China dá passo crucial na corrida espacial com recuperação de estágio de foguete
A China alcançou um marco significativo na exploração espacial ao recuperar com sucesso o primeiro estágio de um lançador de porte orbital nesta sexta-feira (10). O feito, protagonizado pelo foguete Longa Marcha 10B, não apenas reforça a posição do país na competição tecnológica com os Estados Unidos, mas também acelera seus planos ambiciosos para a exploração lunar.
O foguete, desenvolvido pela estatal Casc, decolou do centro de lançamento de Hainan. Após a separação dos seus estágios, o primeiro deles realizou um pouso suave em uma plataforma marítima equipada com redes. Este método inovador de recuperação, que difere do trem de pouso utilizado por foguetes como o Falcon 9 da SpaceX, marca a primeira vez que um estágio de foguete foi recuperado dessa maneira. O sucesso do procedimento foi amplamente divulgado através de vídeos que demonstram a operação.
As informações foram reunidas a partir de dados divulgados pela imprensa especializada em exploração espacial.

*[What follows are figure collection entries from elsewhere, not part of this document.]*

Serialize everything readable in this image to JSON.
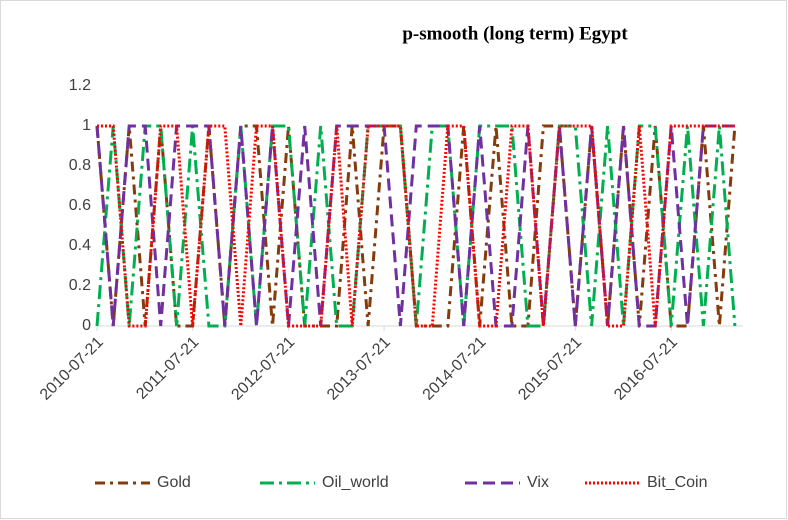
{
  "chart_data": {
    "type": "line",
    "title": "p-smooth (long term) Egypt",
    "x": [
      "2010-07-21",
      "2010-09-21",
      "2010-11-21",
      "2011-01-21",
      "2011-03-21",
      "2011-05-21",
      "2011-07-21",
      "2011-09-21",
      "2011-11-21",
      "2012-01-21",
      "2012-03-21",
      "2012-05-21",
      "2012-07-21",
      "2012-09-21",
      "2012-11-21",
      "2013-01-21",
      "2013-03-21",
      "2013-05-21",
      "2013-07-21",
      "2013-09-21",
      "2013-11-21",
      "2014-01-21",
      "2014-03-21",
      "2014-05-21",
      "2014-07-21",
      "2014-09-21",
      "2014-11-21",
      "2015-01-21",
      "2015-03-21",
      "2015-05-21",
      "2015-07-21",
      "2015-09-21",
      "2015-11-21",
      "2016-01-21",
      "2016-03-21",
      "2016-05-21",
      "2016-07-21",
      "2016-09-21",
      "2016-11-21",
      "2017-01-21",
      "2017-03-21"
    ],
    "series": [
      {
        "name": "Gold",
        "color": "#843c0c",
        "dash": "10 5 3 5",
        "values": [
          1,
          0,
          1,
          0,
          1,
          0,
          0,
          1,
          0,
          1,
          1,
          0,
          1,
          0,
          0,
          0,
          1,
          0,
          1,
          1,
          0,
          0,
          0,
          1,
          0,
          1,
          0,
          0,
          1,
          1,
          0,
          1,
          0,
          1,
          0,
          1,
          0,
          0,
          1,
          0,
          1
        ]
      },
      {
        "name": "Oil_world",
        "color": "#00b050",
        "dash": "14 5 3 5",
        "values": [
          0,
          1,
          0,
          1,
          1,
          0,
          1,
          0,
          0,
          1,
          0,
          1,
          1,
          0,
          1,
          0,
          0,
          1,
          1,
          1,
          0,
          1,
          1,
          0,
          1,
          1,
          1,
          0,
          0,
          1,
          1,
          0,
          1,
          0,
          1,
          1,
          0,
          1,
          0,
          1,
          0
        ]
      },
      {
        "name": "Vix",
        "color": "#7030a0",
        "dash": "12 6",
        "values": [
          1,
          0,
          1,
          1,
          0,
          1,
          1,
          1,
          0,
          1,
          0,
          1,
          0,
          1,
          0,
          1,
          1,
          1,
          1,
          0,
          1,
          1,
          1,
          0,
          1,
          0,
          0,
          1,
          0,
          1,
          0,
          1,
          0,
          1,
          0,
          0,
          1,
          0,
          1,
          1,
          1
        ]
      },
      {
        "name": "Bit_Coin",
        "color": "#ff0000",
        "dash": "2 2",
        "values": [
          1,
          1,
          0,
          0,
          1,
          1,
          0,
          1,
          1,
          0,
          1,
          1,
          0,
          0,
          0,
          1,
          0,
          1,
          1,
          1,
          0,
          0,
          1,
          1,
          0,
          0,
          1,
          1,
          0,
          1,
          1,
          1,
          0,
          0,
          1,
          0,
          1,
          1,
          1,
          1,
          1
        ]
      }
    ],
    "xlim": [
      "2010-07-21",
      "2017-04-21"
    ],
    "xticks": [
      "2010-07-21",
      "2011-07-21",
      "2012-07-21",
      "2013-07-21",
      "2014-07-21",
      "2015-07-21",
      "2016-07-21"
    ],
    "ylim": [
      0,
      1.2
    ],
    "yticks": [
      0,
      0.2,
      0.4,
      0.6,
      0.8,
      1,
      1.2
    ],
    "grid": false
  }
}
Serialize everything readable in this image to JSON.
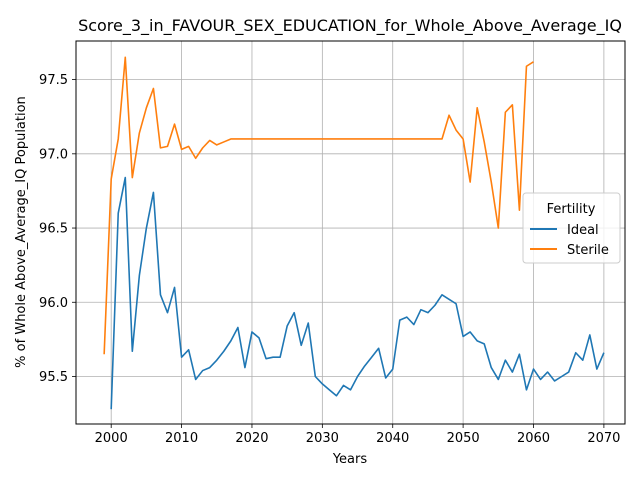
{
  "chart_data": {
    "type": "line",
    "title": "Score_3_in_FAVOUR_SEX_EDUCATION_for_Whole_Above_Average_IQ",
    "xlabel": "Years",
    "ylabel": "% of Whole Above_Average_IQ Population",
    "xlim": [
      1995,
      2073
    ],
    "ylim": [
      95.18,
      97.76
    ],
    "xticks": [
      2000,
      2010,
      2020,
      2030,
      2040,
      2050,
      2060,
      2070
    ],
    "yticks": [
      95.5,
      96.0,
      96.5,
      97.0,
      97.5
    ],
    "ytick_labels": [
      "95.5",
      "96.0",
      "96.5",
      "97.0",
      "97.5"
    ],
    "grid": true,
    "legend": {
      "title": "Fertility",
      "placement": "center-right"
    },
    "series": [
      {
        "name": "Ideal",
        "color": "#1f77b4",
        "x": [
          2000,
          2001,
          2002,
          2003,
          2004,
          2005,
          2006,
          2007,
          2008,
          2009,
          2010,
          2011,
          2012,
          2013,
          2014,
          2015,
          2016,
          2017,
          2018,
          2019,
          2020,
          2021,
          2022,
          2023,
          2024,
          2025,
          2026,
          2027,
          2028,
          2029,
          2030,
          2031,
          2032,
          2033,
          2034,
          2035,
          2036,
          2037,
          2038,
          2039,
          2040,
          2041,
          2042,
          2043,
          2044,
          2045,
          2046,
          2047,
          2048,
          2049,
          2050,
          2051,
          2052,
          2053,
          2054,
          2055,
          2056,
          2057,
          2058,
          2059,
          2060,
          2061,
          2062,
          2063,
          2064,
          2065,
          2066,
          2067,
          2068,
          2069,
          2070
        ],
        "y": [
          95.28,
          96.6,
          96.84,
          95.67,
          96.18,
          96.5,
          96.74,
          96.05,
          95.93,
          96.1,
          95.63,
          95.68,
          95.48,
          95.54,
          95.56,
          95.61,
          95.67,
          95.74,
          95.83,
          95.56,
          95.8,
          95.76,
          95.62,
          95.63,
          95.63,
          95.84,
          95.93,
          95.71,
          95.86,
          95.5,
          95.45,
          95.41,
          95.37,
          95.44,
          95.41,
          95.5,
          95.57,
          95.63,
          95.69,
          95.49,
          95.55,
          95.88,
          95.9,
          95.85,
          95.95,
          95.93,
          95.98,
          96.05,
          96.02,
          95.99,
          95.77,
          95.8,
          95.74,
          95.72,
          95.56,
          95.48,
          95.61,
          95.53,
          95.65,
          95.41,
          95.55,
          95.48,
          95.53,
          95.47,
          95.5,
          95.53,
          95.66,
          95.61,
          95.78,
          95.55,
          95.66
        ]
      },
      {
        "name": "Sterile",
        "color": "#ff7f0e",
        "x": [
          1999,
          2000,
          2001,
          2002,
          2003,
          2004,
          2005,
          2006,
          2007,
          2008,
          2009,
          2010,
          2011,
          2012,
          2013,
          2014,
          2015,
          2016,
          2017,
          2018,
          2019,
          2020,
          2021,
          2022,
          2023,
          2024,
          2025,
          2026,
          2027,
          2028,
          2029,
          2030,
          2031,
          2032,
          2033,
          2034,
          2035,
          2036,
          2037,
          2038,
          2039,
          2040,
          2041,
          2042,
          2043,
          2044,
          2045,
          2046,
          2047,
          2048,
          2049,
          2050,
          2051,
          2052,
          2053,
          2054,
          2055,
          2056,
          2057,
          2058,
          2059,
          2060
        ],
        "y": [
          95.65,
          96.83,
          97.1,
          97.65,
          96.84,
          97.14,
          97.31,
          97.44,
          97.04,
          97.05,
          97.2,
          97.03,
          97.05,
          96.97,
          97.04,
          97.09,
          97.06,
          97.08,
          97.1,
          97.1,
          97.1,
          97.1,
          97.1,
          97.1,
          97.1,
          97.1,
          97.1,
          97.1,
          97.1,
          97.1,
          97.1,
          97.1,
          97.1,
          97.1,
          97.1,
          97.1,
          97.1,
          97.1,
          97.1,
          97.1,
          97.1,
          97.1,
          97.1,
          97.1,
          97.1,
          97.1,
          97.1,
          97.1,
          97.1,
          97.26,
          97.16,
          97.1,
          96.81,
          97.31,
          97.08,
          96.81,
          96.5,
          97.28,
          97.33,
          96.62,
          97.59,
          97.62
        ]
      }
    ]
  }
}
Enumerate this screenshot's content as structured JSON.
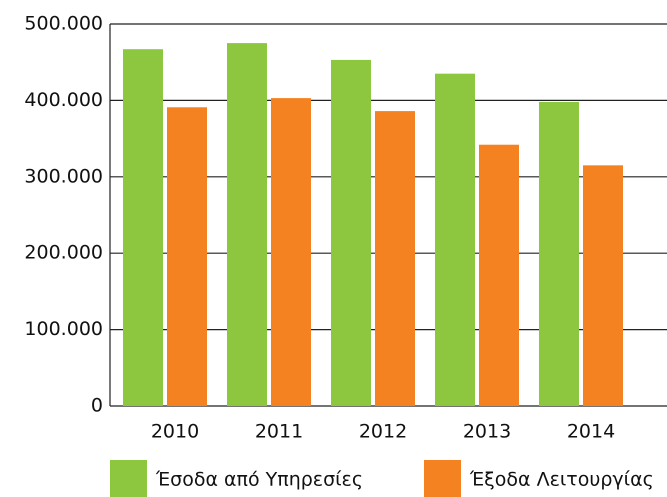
{
  "chart_data": {
    "type": "bar",
    "categories": [
      "2010",
      "2011",
      "2012",
      "2013",
      "2014"
    ],
    "series": [
      {
        "name": "Έσοδα από Υπηρεσίες",
        "color": "#8dc63f",
        "values": [
          467000,
          475000,
          453000,
          435000,
          398000
        ]
      },
      {
        "name": "Έξοδα Λειτουργίας",
        "color": "#f58220",
        "values": [
          391000,
          403000,
          386000,
          342000,
          315000
        ]
      }
    ],
    "ylim": [
      0,
      500000
    ],
    "yticks": [
      0,
      {
        "value": 100000,
        "label": "100.000"
      },
      {
        "value": 200000,
        "label": "200.000"
      },
      {
        "value": 300000,
        "label": "300.000"
      },
      {
        "value": 400000,
        "label": "400.000"
      },
      {
        "value": 500000,
        "label": "500.000"
      }
    ],
    "grid": true
  }
}
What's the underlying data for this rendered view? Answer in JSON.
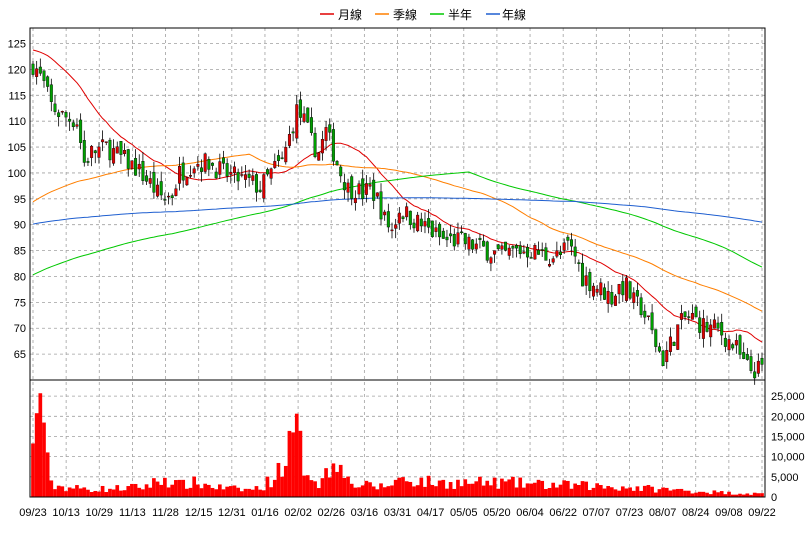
{
  "chart_data": {
    "type": "candlestick",
    "title": "",
    "legend": {
      "placement": "top-center",
      "items": [
        {
          "label": "月線",
          "color": "#e00000"
        },
        {
          "label": "季線",
          "color": "#ff7f00"
        },
        {
          "label": "半年",
          "color": "#00c800"
        },
        {
          "label": "年線",
          "color": "#1f5fd0"
        }
      ]
    },
    "price_axis": {
      "position": "left",
      "ylim": [
        60,
        128
      ],
      "ticks": [
        65,
        70,
        75,
        80,
        85,
        90,
        95,
        100,
        105,
        110,
        115,
        120,
        125
      ]
    },
    "volume_axis": {
      "position": "right",
      "ylim": [
        0,
        29000
      ],
      "ticks": [
        0,
        5000,
        10000,
        15000,
        20000,
        25000
      ],
      "tick_labels": [
        "0",
        "5,000",
        "10,000",
        "15,000",
        "20,000",
        "25,000"
      ]
    },
    "x_tick_labels": [
      "09/23",
      "10/13",
      "10/29",
      "11/13",
      "11/28",
      "12/15",
      "12/31",
      "01/16",
      "02/02",
      "02/26",
      "03/16",
      "03/31",
      "04/17",
      "05/05",
      "05/20",
      "06/04",
      "06/22",
      "07/07",
      "07/23",
      "08/07",
      "08/24",
      "09/08",
      "09/22"
    ],
    "grid": true,
    "colors": {
      "up": "#e00000",
      "down": "#00a000",
      "volume": "#ff0000",
      "grid": "#a0a0a0"
    },
    "price_anchors": [
      [
        0,
        121
      ],
      [
        1,
        120
      ],
      [
        3,
        117
      ],
      [
        5,
        113
      ],
      [
        8,
        111
      ],
      [
        12,
        110
      ],
      [
        14,
        102
      ],
      [
        16,
        104
      ],
      [
        20,
        105
      ],
      [
        24,
        103
      ],
      [
        28,
        101
      ],
      [
        32,
        98
      ],
      [
        34,
        96
      ],
      [
        36,
        95
      ],
      [
        38,
        96
      ],
      [
        40,
        100
      ],
      [
        44,
        102
      ],
      [
        48,
        102
      ],
      [
        52,
        100
      ],
      [
        56,
        99
      ],
      [
        60,
        98
      ],
      [
        62,
        97
      ],
      [
        66,
        101
      ],
      [
        68,
        102
      ],
      [
        70,
        107
      ],
      [
        72,
        112
      ],
      [
        74,
        110
      ],
      [
        76,
        106
      ],
      [
        78,
        104
      ],
      [
        80,
        108
      ],
      [
        82,
        104
      ],
      [
        84,
        100
      ],
      [
        86,
        97
      ],
      [
        88,
        97
      ],
      [
        90,
        96
      ],
      [
        92,
        97
      ],
      [
        94,
        95
      ],
      [
        96,
        91
      ],
      [
        98,
        89
      ],
      [
        100,
        93
      ],
      [
        104,
        91
      ],
      [
        108,
        89
      ],
      [
        112,
        87
      ],
      [
        116,
        87
      ],
      [
        120,
        86
      ],
      [
        124,
        85
      ],
      [
        128,
        84
      ],
      [
        132,
        85
      ],
      [
        136,
        85
      ],
      [
        140,
        84
      ],
      [
        144,
        84
      ],
      [
        146,
        86
      ],
      [
        148,
        84
      ],
      [
        150,
        80
      ],
      [
        152,
        79
      ],
      [
        154,
        78
      ],
      [
        156,
        77
      ],
      [
        158,
        76
      ],
      [
        160,
        78
      ],
      [
        162,
        78
      ],
      [
        164,
        75
      ],
      [
        166,
        74
      ],
      [
        168,
        71
      ],
      [
        170,
        67
      ],
      [
        172,
        64
      ],
      [
        174,
        67
      ],
      [
        176,
        70
      ],
      [
        178,
        72
      ],
      [
        180,
        72
      ],
      [
        184,
        70
      ],
      [
        186,
        70
      ],
      [
        188,
        69
      ],
      [
        192,
        66
      ],
      [
        194,
        63
      ],
      [
        196,
        62
      ],
      [
        198,
        62
      ]
    ],
    "volume_anchors": [
      [
        0,
        11000
      ],
      [
        2,
        29000
      ],
      [
        3,
        19000
      ],
      [
        4,
        8000
      ],
      [
        5,
        3000
      ],
      [
        8,
        2500
      ],
      [
        14,
        2000
      ],
      [
        20,
        2000
      ],
      [
        30,
        2500
      ],
      [
        36,
        4500
      ],
      [
        40,
        3000
      ],
      [
        44,
        3500
      ],
      [
        52,
        2200
      ],
      [
        58,
        1800
      ],
      [
        62,
        2200
      ],
      [
        66,
        5000
      ],
      [
        70,
        12000
      ],
      [
        72,
        16000
      ],
      [
        74,
        8000
      ],
      [
        78,
        3500
      ],
      [
        82,
        8000
      ],
      [
        84,
        12000
      ],
      [
        86,
        4000
      ],
      [
        88,
        3000
      ],
      [
        96,
        2500
      ],
      [
        100,
        4500
      ],
      [
        110,
        3500
      ],
      [
        120,
        3500
      ],
      [
        130,
        3500
      ],
      [
        140,
        3000
      ],
      [
        150,
        2800
      ],
      [
        160,
        2500
      ],
      [
        170,
        2000
      ],
      [
        180,
        1500
      ],
      [
        190,
        1000
      ],
      [
        198,
        800
      ]
    ]
  }
}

Tecnologia de ponta para missões lunares
Este foi o voo inaugural do Longa Marcha 10B, uma variante da família Longa Marcha 10, projetada para as futuras missões lunares tripuladas da China. Em termos de capacidade e configuração, o Longa Marcha 10 pode ser comparado ao Falcon Heavy da SpaceX, com seus variantes 10A e 10B assemelhando-se ao Falcon 9. A principal distinção é que o primeiro estágio do Longa Marcha 10 é composto por três núcleos paralelos, enquanto o 10A e o 10B possuem um único núcleo. Ambos os modelos são compostos por dois estágios.
A diferença entre o 10A e o 10B reside no segundo estágio: o 10A utiliza motores a querosene e é destinado a missões tripuladas, enquanto o 10B emprega motores a metano, focado no transporte de carga. O êxito do teste do 10B, com o funcionamento integral de ambos os estágios, pavimenta o caminho para o voo do 10A, que deve ocorrer ainda este ano. Este voo levará a nova cápsula espacial chinesa, Mengzhou, para a órbita terrestre, inicialmente sem tripulação, mas com potencial para futuras missões tripuladas.
Competição acirrada e metas futuras
A cápsula Mengzhou, que já teve um teste de aborto em voo bem-sucedido, é a aposta chinesa para enviar taikonautas à Lua, sendo o equivalente chinês à cápsula Orion americana. Além disso, o teste bem-sucedido do Longa Marcha 10B é crucial para o desenvolvimento futuro do Longa Marcha 10, cujo núcleo triplo apresenta características distintas. Com ambos os sistemas testados, a China estaria apta a realizar uma missão de contorno lunar, semelhante à Artemis 2 americana.
O objetivo de alunissagem tripulada antes de 2030 exigirá o lançamento de dois foguetes: um para a cápsula e outro para o módulo de pouso. Este cenário contrasta com o programa americano, que emprega tecnologias diversas para cada componente da missão. Enquanto o foguete SLS já foi testado, o foguete Starship da SpaceX, responsável pelo módulo lunar, e o Blue Moon Mark 2 da Blue Origin, ainda em desenvolvimento, enfrentam seus próprios desafios.
A capacidade de recuperação de estágios de foguetes posiciona a China como a terceira nação, após Estados Unidos (SpaceX e Blue Origin), a dominar essa tecnologia. A startup chinesa LandSpace, com seu foguete Zhuque-3, também busca integrar o grupo de empresas com foguetes reutilizáveis, apesar de um revés em sua primeira tentativa de recuperação em dezembro de 2025.